Tuesday, May 20, 2008

ps we were fighting the elements...that's a good point




we made a party



A collaborative piece, and a first attempt at some sort of happening...a lot of nice things happened. So we made a party that was about a birthday party, and a slip n slide out of clay. and it came with all the normal anxieties that having any party does.

It's interesting that it was a completely forced and fabricated event that was totally self-supporting. We set up this sort of controlled environment, and everyone ran with it and discovered all the things we set up for them/situations/opportunities we gave them. I wondered what our guests expectations were before they arrived. They had several actions to participate in--there was eating, singing, game playing, crafting, sliding, and it all went down like any party would. So back to the idea that it was a forced situation that turned into this group effort to keep the situation going.

Something I hadn't expected was the transition from making mode to participation mode. One minute we were preparing this situation and the next it was taking place. speaking of the making, it was a process that also contained a lot of great information. The efforts we went through to create this environment, like moving a big tent, or cutting up a watermelon were nice moments on their own.

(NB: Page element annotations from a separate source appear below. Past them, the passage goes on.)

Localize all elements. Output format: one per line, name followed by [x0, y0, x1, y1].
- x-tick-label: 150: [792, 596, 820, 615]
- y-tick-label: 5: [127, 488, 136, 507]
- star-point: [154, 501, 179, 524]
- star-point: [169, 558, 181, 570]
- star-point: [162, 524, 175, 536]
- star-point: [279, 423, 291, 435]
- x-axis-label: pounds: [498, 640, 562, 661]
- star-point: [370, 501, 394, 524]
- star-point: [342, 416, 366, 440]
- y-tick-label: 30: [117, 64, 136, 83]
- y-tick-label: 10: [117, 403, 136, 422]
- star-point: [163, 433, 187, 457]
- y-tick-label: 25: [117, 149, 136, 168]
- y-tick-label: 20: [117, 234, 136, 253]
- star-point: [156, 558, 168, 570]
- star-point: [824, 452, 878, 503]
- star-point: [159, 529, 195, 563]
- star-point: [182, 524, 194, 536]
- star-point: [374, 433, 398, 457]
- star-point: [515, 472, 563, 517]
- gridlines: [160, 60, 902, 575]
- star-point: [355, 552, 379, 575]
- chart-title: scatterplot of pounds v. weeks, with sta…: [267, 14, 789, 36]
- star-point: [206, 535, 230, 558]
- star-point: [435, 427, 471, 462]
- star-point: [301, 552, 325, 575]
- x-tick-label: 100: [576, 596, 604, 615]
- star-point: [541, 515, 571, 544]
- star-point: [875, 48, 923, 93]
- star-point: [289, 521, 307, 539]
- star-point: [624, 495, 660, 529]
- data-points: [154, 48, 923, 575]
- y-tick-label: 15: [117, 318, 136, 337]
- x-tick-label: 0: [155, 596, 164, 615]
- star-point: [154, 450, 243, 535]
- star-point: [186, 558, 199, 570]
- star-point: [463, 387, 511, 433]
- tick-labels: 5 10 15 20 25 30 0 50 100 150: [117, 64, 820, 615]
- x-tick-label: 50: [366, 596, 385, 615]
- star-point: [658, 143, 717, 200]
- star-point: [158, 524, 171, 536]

I questioned the idea of why/what we were making, how this stands between an art piece or just a party we threw for the heck of it. We created the event with some specific goals in mind, we imagined the image of mud-covered people in this strange birthday party setting, we achieved many of our desired results but also had a lot of nice surprises, it was so much like a real party, even though it was kind of a fake party.

It was nice to see everyone that participated getting excited about it. Everyone was really into being blindfolded and spun around for pin the tail in the donkey/pinata, which was cool because none of us could probably pinpoint the last time we did those things/is it ever nice to be disoriented in front of a laughing crowd? It was funny though.

about a video



This is a work in progress. It basically started building itself through searching on the internet and documenting those searches, even though I was doing this all for the sake of making this record. I wanted to follow the intuitive process of what would come next, but now I'm wondering what intentions might have been there along the way. looking at it I see patterns things going backwards and forwards...there is a lot of water and space (as in outer) for instance. Things were chosen really for their straight visual appeal. I started with google earth, seeing how the weather, and other information was represented through this interface. Each element I thought was just part of a moving composition. It was constantly changing and becoming more complicated so I was just keeping up with it. From there, the content flowed into other videos on the internet sort of sticking along a theme of strange phenomena, I suppose disaster and place. The connections that were initially visual became overwhelming, frenetic and very sad. Seeing it all together/the creation of this meaning makes me think about how this piece was really made, and how all this was constructed while I thought I was going just with the flow, but maybe not really?



This installation was created as a reaction/interpretation of another artist's work. I chose Sarah Sze for the way she interprets space, language and narrative through objects. When I see her work/read about it It made me remember how I would organize my things when I was a child--the way I constructed relationships between objects that I felt were necessary , what had to go next to what and what that meant. Those objects had much more meaning however than the objects I used here. Have I made each of these objects very personal to me by organizing them?
At the same time, the temporaryness about how she organized objects appealed to me...a paper cup sitting on the ground that should/would be moved soon? Her pieces contain pathways, stairways etc that often lead up into the air. The building up and trailing off into nothing is a nice moment, and again made me think about childhood/constructing an imaginary space or necessary order. Each object becomes meaningful because of the objects that surround it--they become connectors, support systems or focal points. All at once where things are placed seem important and intentional but also just sort floating. The meaning of each individual object is then shifted to what it means as part of the whole. The objects she/I mostly are utilitarian, ephmerel fairly banal parts of everyday. This allows each individual element not to carry too much existing meaning/metaphor.

I think there are moments of warning, escaping and anchoring. Could it be considered a still life, or sort of the freezing/preserving of a moment in time or some kind of shrine?